I\'m new to django and trying to have a Foreign key back to users for an assignee and reporter. But when i\'m trying to apply the change with South i get the error
A long-long time ago there was a problem with Autofield.
https://code.djangoproject.com/ticket/17653
an interesting quotes:
A:
It seems you are trying to save 0 to a ForeignKey which points to an AutoField. But, this is illegal, as the AutoField will not accept that value and so the ForeignKey can not hold that value either.
B:
So this fix creates another problem when you need to be able to accept a value of 0 (or if you are working on a DB that already has a value of 0!) in an autofield. In my case, I need to accept an ID of zero so that my foreign key can point to zero so that a unique constraint can work properly.
It looks like you have 0
in "user"."user_id"
.
But again... Full StackTrace, please...
I got the same error after upgrading to django 1.7.1 it was caused when saving a model that had a foreign key to another model that for some reason had an id starting auto increment with 0, i guess this was allowed in previous django versions, but not now.

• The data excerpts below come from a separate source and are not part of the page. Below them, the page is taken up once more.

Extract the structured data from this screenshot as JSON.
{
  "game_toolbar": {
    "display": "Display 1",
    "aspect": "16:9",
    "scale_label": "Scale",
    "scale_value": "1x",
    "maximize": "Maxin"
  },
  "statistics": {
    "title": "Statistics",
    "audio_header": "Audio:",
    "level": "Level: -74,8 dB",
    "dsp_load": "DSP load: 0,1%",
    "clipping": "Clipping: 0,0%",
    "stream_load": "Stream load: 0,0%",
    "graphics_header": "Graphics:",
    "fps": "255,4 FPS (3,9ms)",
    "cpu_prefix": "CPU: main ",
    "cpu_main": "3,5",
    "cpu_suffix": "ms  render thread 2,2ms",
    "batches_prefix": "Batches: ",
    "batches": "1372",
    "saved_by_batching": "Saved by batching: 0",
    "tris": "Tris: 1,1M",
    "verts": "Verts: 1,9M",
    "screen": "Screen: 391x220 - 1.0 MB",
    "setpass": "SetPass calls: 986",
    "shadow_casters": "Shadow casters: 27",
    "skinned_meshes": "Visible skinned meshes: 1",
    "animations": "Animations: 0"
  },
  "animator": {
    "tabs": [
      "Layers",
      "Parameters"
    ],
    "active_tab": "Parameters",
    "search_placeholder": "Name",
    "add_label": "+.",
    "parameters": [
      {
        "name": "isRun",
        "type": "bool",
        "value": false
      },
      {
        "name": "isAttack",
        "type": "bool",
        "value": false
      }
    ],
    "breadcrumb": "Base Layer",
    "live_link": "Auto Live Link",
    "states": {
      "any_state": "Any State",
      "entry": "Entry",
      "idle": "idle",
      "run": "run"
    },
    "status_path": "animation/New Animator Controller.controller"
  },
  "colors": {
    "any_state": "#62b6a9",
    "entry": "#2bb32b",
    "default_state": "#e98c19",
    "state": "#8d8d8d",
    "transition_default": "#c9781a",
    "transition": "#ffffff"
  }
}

If this happens when you run manage.py migrate
(or manage.py syncdb
in old versions), the reason maybe is that you have tried to add a foreign key to a model which uses AutoField as its primary key, and use 0 as the default value. Edit the migration file and remove the argument default=0
in AddField operations. It works for me in Django 1.10.
I wasn't using South, but I recently upgraded from Django 1.4 to 1.6 (with MySQL as db backend for both), and was getting the same ValueError
when trying to save some models. I tracked it down to a field that was a recursive ForeignKey. So I had:
class Foo(models.Model):
...
duplicate = models.ForeignKey('self', blank=True, null=True)
...
Somewhere along the line—unfortunately I'm not sure where—many of my objects had gotten the value of 0
for duplicate_id
.
>>> Foo.objects.filter(duplicate_id=0).count()
2078
This didn't occur for any of my other ForeignKey
fields, only the self-referential one. So I set the values of that field back to None
, and this fixed the error.
>>> Foo.objects.filter(duplicate_id=0).update(duplicate=None)
2078L
Because this particular error doesn't point you to a specific field that's causing problems, in general you can check if a ForeignKey field fieldname
has any 0
values:
>>> Foo.objects.filter(fieldname_id=0).count()
If this gives a non-zero result, that field probably needs to be fixed.